At the time of Abby Brown’s pregnancy, the technology was so new that only a few clinics in London, where she lived at the time, offered cfDNA testing. Once she located a clinic near her that offered the tests, she did not hesitate to make an appointment. Within a week, Brown learned that she had less than a 1 in 10,000 chance of having a child born with Down syndrome.
Fetal cell-free DNA testing is not perfect, however. If blood samples do not include sufficient placental DNA, the results may be inconclusive. And a rare form of Down syndrome called mosaicism, in which abnormalities can vary between the placenta and the fetus, can be missed by cfDNA tests.
Bianchi points to the fact that cfDNA testing can be done as early as the seventh to ninth week of pregnancy as one of the technology’s “greatest advantages,” saying it gives women and their partners “more time to grapple with the difficult choice of terminating a pregnancy or preparing for a special-needs child.”
Others say that the ability to detect a problem so much earlier than amniocentesis — typically performed between the 15thand 20th weeks of pregnancy — could result in more women choosing an abortion. “It may seem more acceptable to women than having an abortion much later in their pregnancy,” says Arthur Caplan, a professor of bioethics at New York University’s Langone Medical Center.
Because of the chance of a false positive, women are advised not to base their decision to terminate their pregnancies on results of cfDNA testing alone.

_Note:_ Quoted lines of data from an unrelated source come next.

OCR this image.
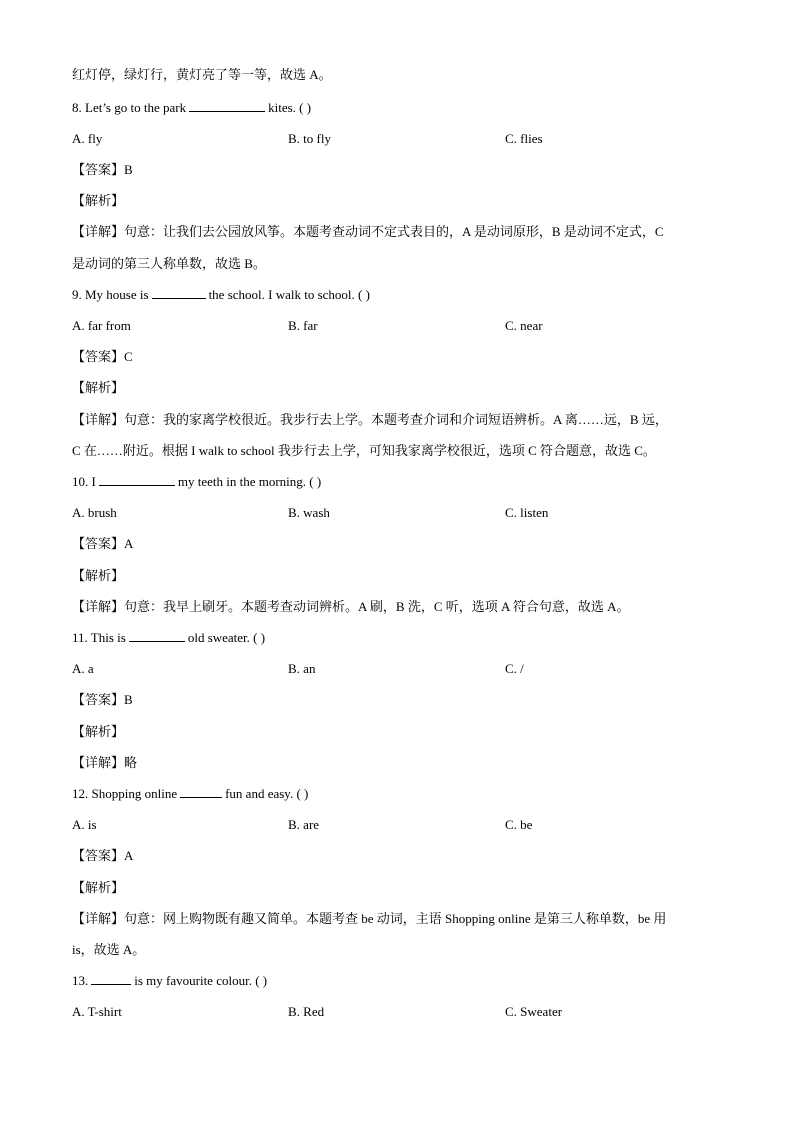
红灯停，绿灯行，黄灯亮了等一等，故选 A。
8. Let’s go to the park	kites. ( )
A. fly	B. to fly	C. flies
【答案】B
【解析】
【详解】句意：让我们去公园放风筝。本题考查动词不定式表目的，A 是动词原形，B 是动词不定式，C
是动词的第三人称单数，故选 B。
9. My house is	the school. I walk to school. ( )
A. far from	B. far	C. near
【答案】C
【解析】
【详解】句意：我的家离学校很近。我步行去上学。本题考查介词和介词短语辨析。A 离……远，B 远，
C 在……附近。根据 I walk to school 我步行去上学，可知我家离学校很近，选项 C 符合题意，故选 C。
10. I	my teeth in the morning. ( )
A. brush	B. wash	C. listen
【答案】A
【解析】
【详解】句意：我早上刷牙。本题考查动词辨析。A 刷，B 洗，C 听，选项 A 符合句意，故选 A。
11. This is	old sweater. ( )
A. a	B. an	C. /
【答案】B
【解析】
【详解】略
12. Shopping online	fun and easy. ( )
A. is	B. are	C. be
【答案】A
【解析】
【详解】句意：网上购物既有趣又简单。本题考查 be 动词，主语 Shopping online 是第三人称单数，be 用
is，故选 A。
13.	is my favourite colour. ( )
A. T-shirt	B. Red	C. Sweater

Rather, Bianchi says, “Those who test positive are very strongly urged to undergo an amniocentesis or chorionic villus sampling before taking irreversible action.”
Though cfDNA testing cannot completely replace invasive diagnostics, Caplan says, “It won’t be long before it becomes standard of care for all women.”

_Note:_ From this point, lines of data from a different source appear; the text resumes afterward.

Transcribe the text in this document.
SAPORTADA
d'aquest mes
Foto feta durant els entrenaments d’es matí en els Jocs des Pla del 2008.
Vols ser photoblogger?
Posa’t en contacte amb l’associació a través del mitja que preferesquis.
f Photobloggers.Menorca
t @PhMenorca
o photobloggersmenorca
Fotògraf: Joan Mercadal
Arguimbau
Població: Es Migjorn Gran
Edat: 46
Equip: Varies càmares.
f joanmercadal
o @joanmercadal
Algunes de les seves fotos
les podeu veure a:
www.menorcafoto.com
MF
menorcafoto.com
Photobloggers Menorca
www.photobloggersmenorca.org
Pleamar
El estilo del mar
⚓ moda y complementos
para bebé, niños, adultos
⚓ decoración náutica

Bianchi estimates that well over 100,000 tests have been performed. And in late 2012, the American College of Obstetricians and Gynecologists began recommending cfDNA testing as a screening tool for women at high risk of delivering a baby with Down syndrome.
The rapid uptake of cfDNA tests suggests they are likely just the beginning when it comes to prenatal DNA screening. Though sequencing the fetus’s entire genome using cell-free DNA fragment is still too expensive to be done under normal conditions, with the costs of genome sequencing continuing to fall, some foresee a future in which information about a fetus extends well beyond a handful of known fetal conditions to any human trait that has a major genetic component.
“What if we are able to detect a gene that increases the risk of a disease — for example, breast cancer? What if we can detect deafness or short-staturedness?” Caplan says. “This really has the potential to change the way people think about pregnancy in general. Genetic counselors are going to become very, very important.”